Obviously depends on your financial situation, but I'd at least hit the 5% number to get all the match you can. If you do 10% and get another 5% from the match, that's ~$6k a year at a very early age.
 

IwannabeaPHROGdvr69

Well-Known Member
pilot
That makes more sense. I just wanted to be sure everyone here wasn’t saying to put $19.5k a year towards TSP, because that would be a stretch.

And yes I prefer the Roth IRA for being able to withdraw contributions without penalty if the case ever arose. The downside is the income cap for Roth which I’m sure most hit through extended service or transitioning to civilian pilot. Still young and haven’t thought that far ahead of how to combat that one yet.

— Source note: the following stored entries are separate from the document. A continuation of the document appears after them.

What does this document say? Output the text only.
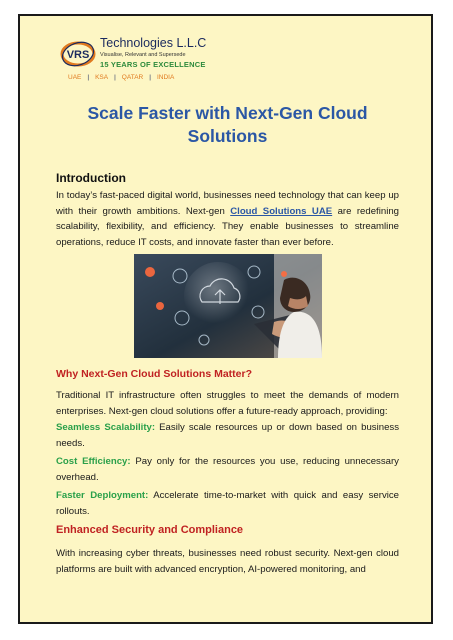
VRS
Technologies L.L.C
Visualise, Relevant and Supersede
15 YEARS OF EXCELLENCE
UAE | KSA | QATAR | INDIA
Scale Faster with Next-Gen Cloud
Solutions
Introduction
In today’s fast-paced digital world, businesses need technology that can keep up with their growth ambitions. Next-gen Cloud Solutions UAE are redefining scalability, flexibility, and efficiency. They enable businesses to streamline operations, reduce IT costs, and innovate faster than ever before.
Why Next-Gen Cloud Solutions Matter?
Traditional IT infrastructure often struggles to meet the demands of modern enterprises. Next-gen cloud solutions offer a future-ready approach, providing:
Seamless Scalability: Easily scale resources up or down based on business needs.
Cost Efficiency: Pay only for the resources you use, reducing unnecessary overhead.
Faster Deployment: Accelerate time-to-market with quick and easy service rollouts.
Enhanced Security and Compliance
With increasing cyber threats, businesses need robust security. Next-gen cloud platforms are built with advanced encryption, AI-powered monitoring, and
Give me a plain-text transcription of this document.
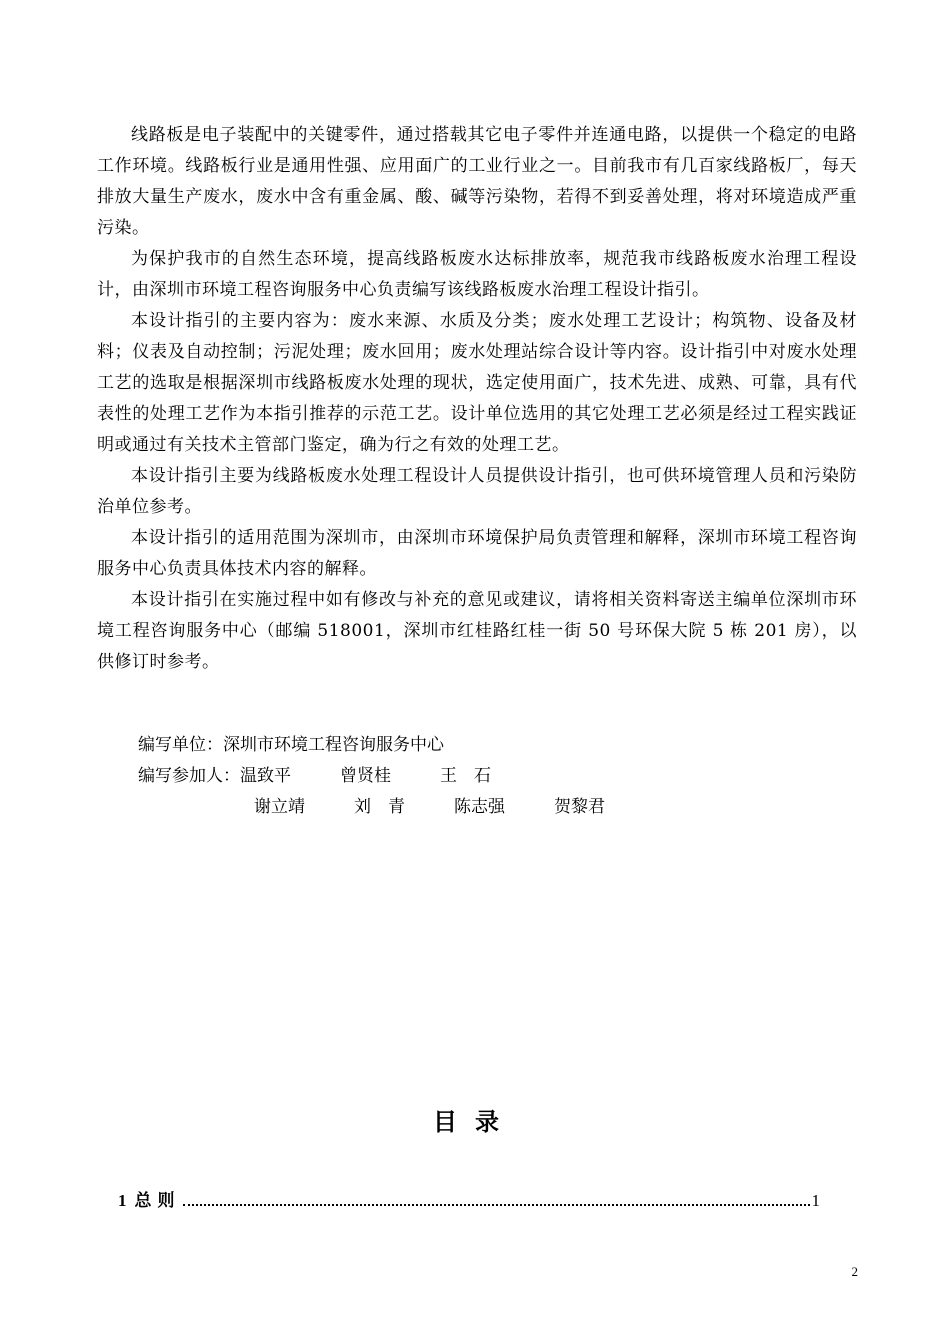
线路板是电子装配中的关键零件，通过搭载其它电子零件并连通电路，以提供一个稳定的电路工作环境。线路板行业是通用性强、应用面广的工业行业之一。目前我市有几百家线路板厂，每天排放大量生产废水，废水中含有重金属、酸、碱等污染物，若得不到妥善处理，将对环境造成严重污染。

为保护我市的自然生态环境，提高线路板废水达标排放率，规范我市线路板废水治理工程设计，由深圳市环境工程咨询服务中心负责编写该线路板废水治理工程设计指引。

本设计指引的主要内容为：废水来源、水质及分类；废水处理工艺设计；构筑物、设备及材料；仪表及自动控制；污泥处理；废水回用；废水处理站综合设计等内容。设计指引中对废水处理工艺的选取是根据深圳市线路板废水处理的现状，选定使用面广，技术先进、成熟、可靠，具有代表性的处理工艺作为本指引推荐的示范工艺。设计单位选用的其它处理工艺必须是经过工程实践证明或通过有关技术主管部门鉴定，确为行之有效的处理工艺。

本设计指引主要为线路板废水处理工程设计人员提供设计指引，也可供环境管理人员和污染防治单位参考。

本设计指引的适用范围为深圳市，由深圳市环境保护局负责管理和解释，深圳市环境工程咨询服务中心负责具体技术内容的解释。

本设计指引在实施过程中如有修改与补充的意见或建议，请将相关资料寄送主编单位深圳市环境工程咨询服务中心（邮编 518001，深圳市红桂路红桂一街 50 号环保大院 5 栋 201 房），以供修订时参考。

编写单位：深圳市环境工程咨询服务中心
编写参加人： 温致平	曾贤桂	王　石
谢立靖	刘　青	陈志强	贺黎君
目录
1 总则	1
2
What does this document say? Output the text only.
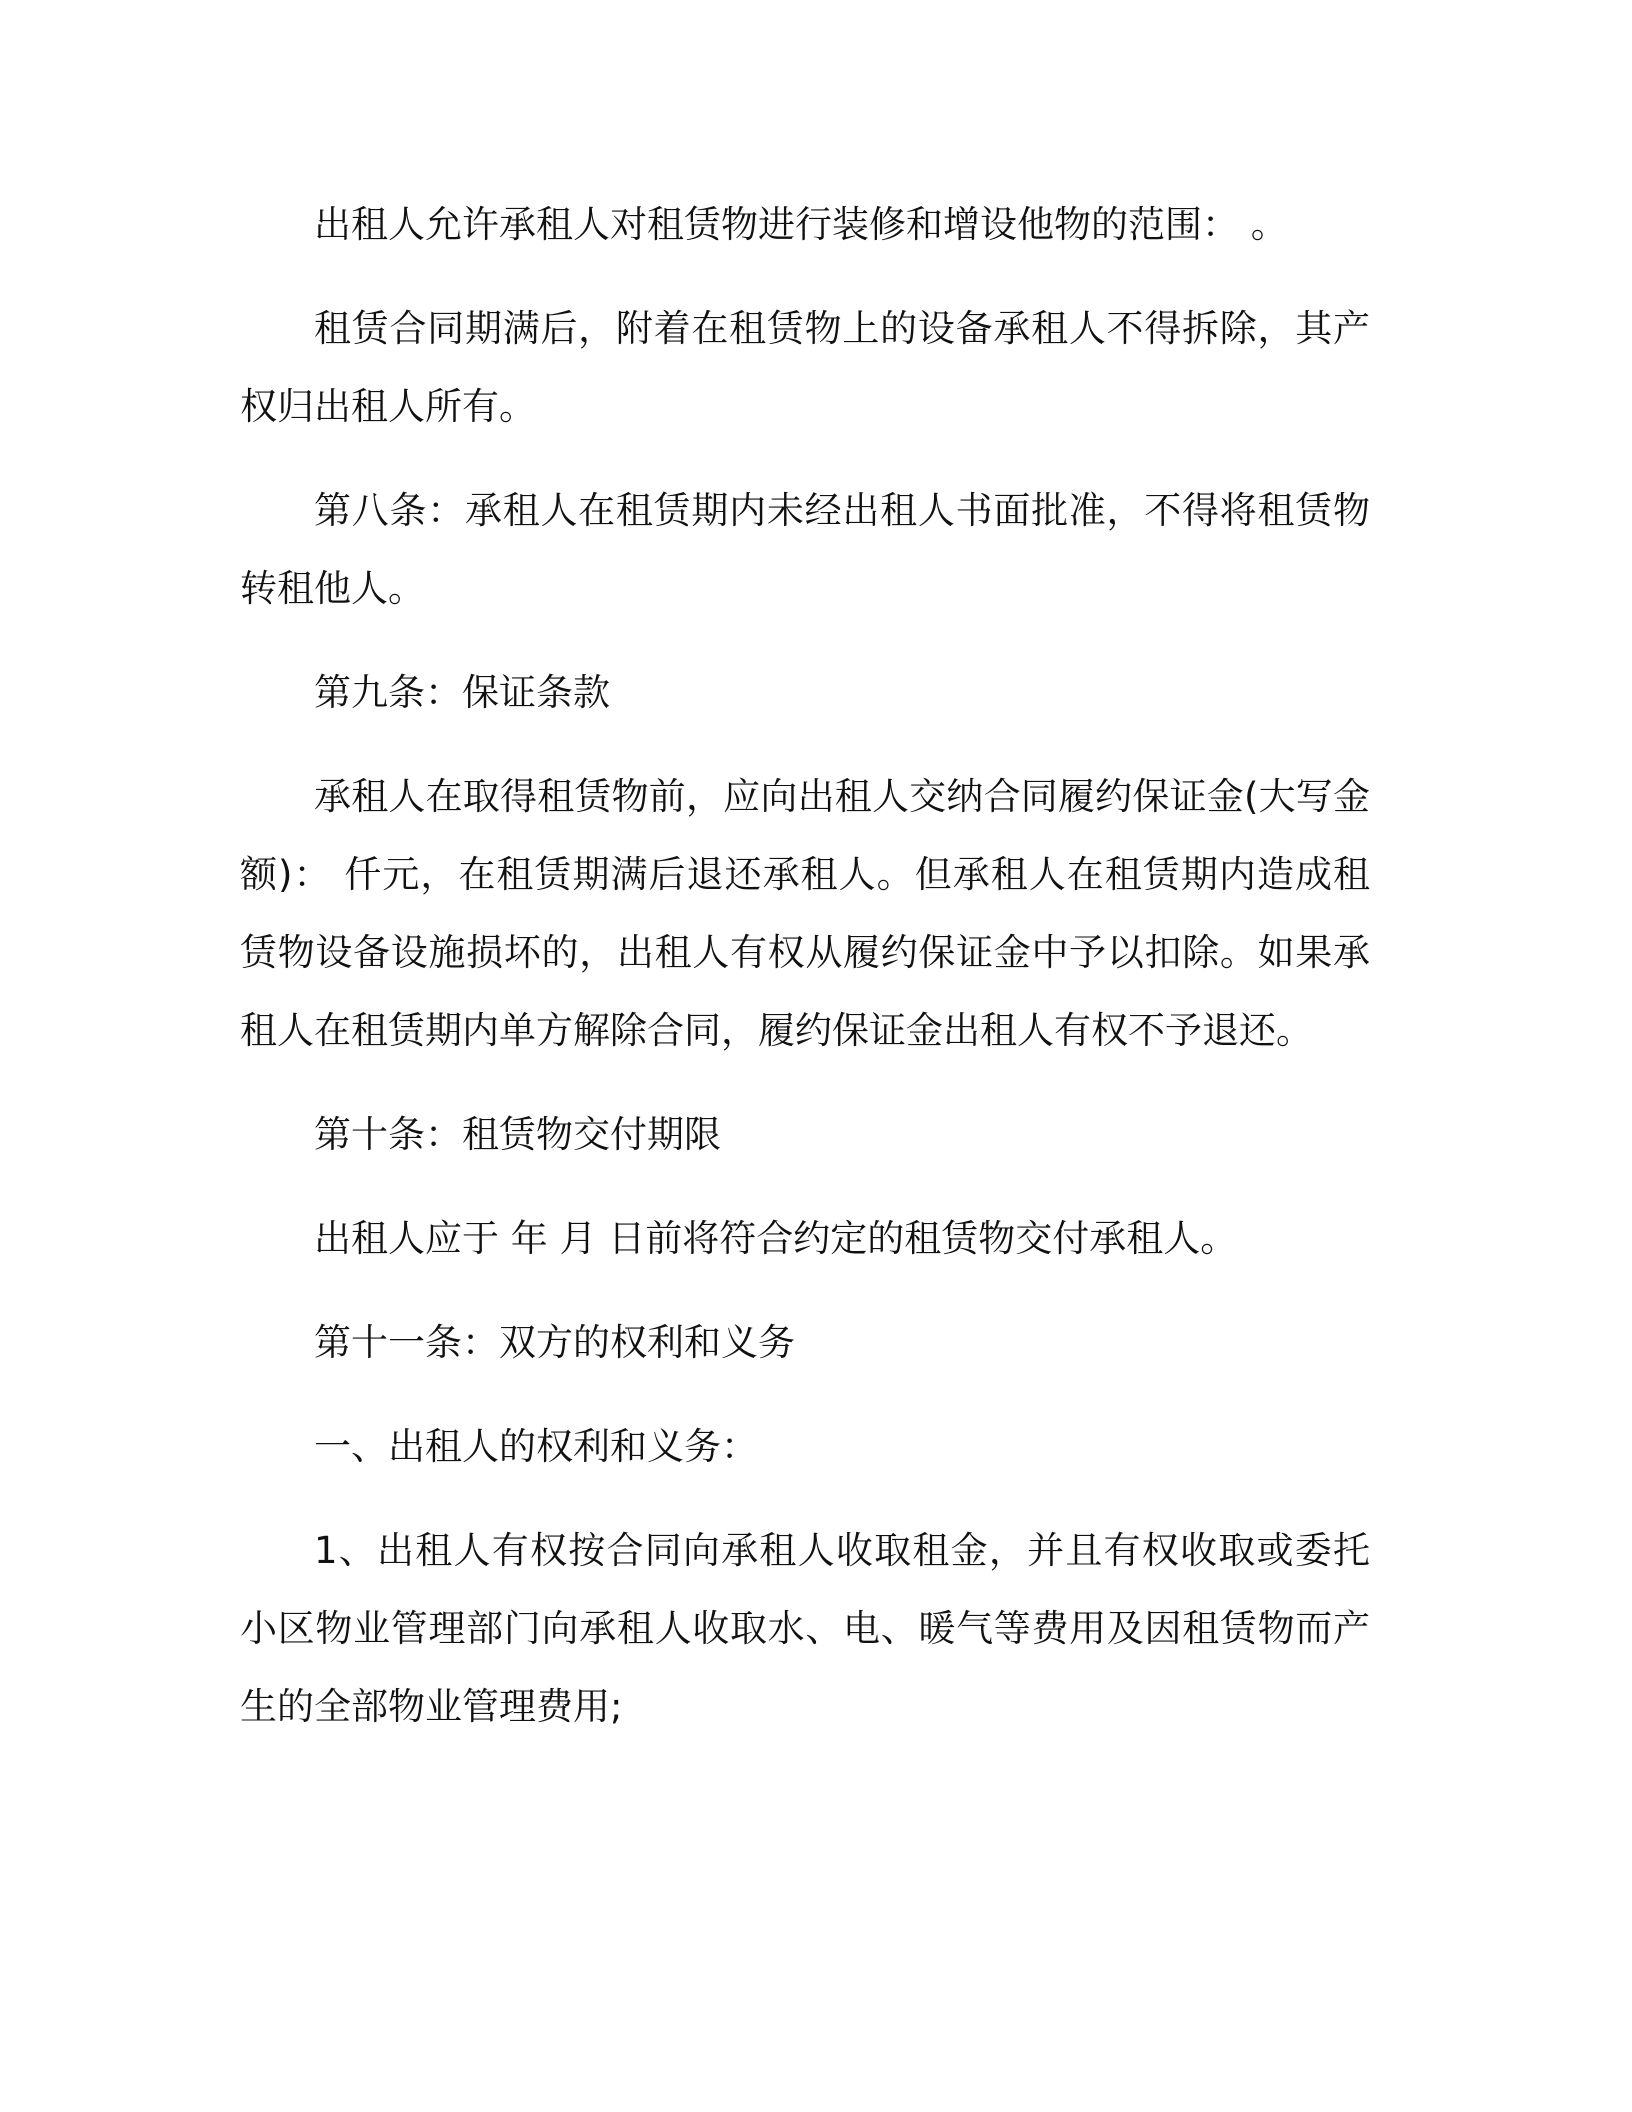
出租人允许承租人对租赁物进行装修和增设他物的范围： 。

租赁合同期满后，附着在租赁物上的设备承租人不得拆除，其产权归出租人所有。

第八条：承租人在租赁期内未经出租人书面批准，不得将租赁物转租他人。

第九条：保证条款

承租人在取得租赁物前，应向出租人交纳合同履约保证金(大写金额)： 仟元，在租赁期满后退还承租人。但承租人在租赁期内造成租赁物设备设施损坏的，出租人有权从履约保证金中予以扣除。如果承租人在租赁期内单方解除合同，履约保证金出租人有权不予退还。

第十条：租赁物交付期限

出租人应于 年 月 日前将符合约定的租赁物交付承租人。

第十一条：双方的权利和义务

一、出租人的权利和义务：

1、出租人有权按合同向承租人收取租金，并且有权收取或委托小区物业管理部门向承租人收取水、电、暖气等费用及因租赁物而产生的全部物业管理费用;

On a side note, is there any way to continue investing in TSP after detachment? I understand most are “kicked out” after not promoting to O-4, so is transitioning to reserves an easy option to keep the TSP open? I understand mathematically it makes no difference (i.e. $100k in TSP 6% return=$6k vs $50k TSP and $50k IRA both 6%= $3k +$3k) but the “free money”(Match) would be nice if still offered in reserves.
You may not be able to max as an ensign but by the time you are a JG and especially at the 3 year mark if you’re single you can definitely max and get to 19.5
 

Meyerkord

Well-Known Member
pilot
That makes more sense. I just wanted to be sure everyone here wasn’t saying to put $19.5k a year towards TSP, because that would be a stretch.
If you’re young and single and live within your means, maxing it isn’t really that hard. If you have dependents it would be a lot harder.